The struggling eurozone needs the "mother of all firewalls" to provide the breathing space from its debt crisis needed to revive growth, the west's leading economic thinktank said on Tuesday.

In its annual health check on the 17-nation single currency area, the Organisation for Economic Co-operation and Development said decisive action was needed by finance ministers when they meet later this week.

The OECD's secretary general, Angel Gurría, said the current level of funding was insufficient to restore market confidence, still fragile despite the second Greek bailout finalised earlier this month. He called for a €1tn (£835bn) war chest to contain the sovereign debt crisis, noting: "Europe is stalling. It needs to get out of first gear and make growth the number one priority."

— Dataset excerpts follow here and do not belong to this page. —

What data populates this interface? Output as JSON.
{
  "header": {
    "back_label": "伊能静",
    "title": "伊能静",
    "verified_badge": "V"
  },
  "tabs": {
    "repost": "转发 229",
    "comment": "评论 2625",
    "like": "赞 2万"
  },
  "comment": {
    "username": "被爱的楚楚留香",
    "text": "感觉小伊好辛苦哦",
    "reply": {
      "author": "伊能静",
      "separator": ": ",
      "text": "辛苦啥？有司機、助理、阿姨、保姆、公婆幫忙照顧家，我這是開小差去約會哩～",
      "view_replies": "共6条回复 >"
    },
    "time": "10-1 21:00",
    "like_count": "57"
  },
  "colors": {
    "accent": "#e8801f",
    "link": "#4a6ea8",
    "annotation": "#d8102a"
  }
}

The OECD warned that the debt crisis was having a knock-on impact on the UK and that the 27-nation European Union faced a tough future. "Longer-term prospects are for growth to be weaker than over the past twenty years, influenced by population ageing and sluggish productivity gains."

Gurría said important advances had been made by governments in Spain, Portugal, Italy and Greece but the challenges remained daunting.

"Weak financial conditions, fiscal consolidation and economic adjustment are restricting demand in the short term before the long-term benefits on stability and growth are felt," Gurría said. "Decisive action to restore confidence and support demand is needed now."

Greek officials said the country was likely to hold a snap election on 6 Mayas it must implement more austerity cuts in exchange for its €130bn bailout agreed this month. Meanwhile Ireland is to hold a referendum on the EU's new fiscal treaty on 31 May, the government said on Tuesday – which will probably be the only popular vote on plans for stricter budget discipline.

The Paris-based OECD said the eurozone would slow to a virtual standstill this year, noting that there was a risk that austerity programmes and bank deleveraging would hit growth before the benefits of stronger public finances and economic reforms materialised. "High-risk spreads and self-fulfilling expectations could lead to unsustainable debt dynamics. There is a risk of global spillovers from these developments. This calls for both short-term action and long-term reforms."

The survey said economic, fiscal and financial imbalances in the area had led to weak banks, high unemployment and low growth. It urged an ambitious programme of reforms in product and labour markets, tax systems and education to rebalance economies, restore competitiveness, boost growth and bring down stubbornly high levels of unemployment, particularly among the young.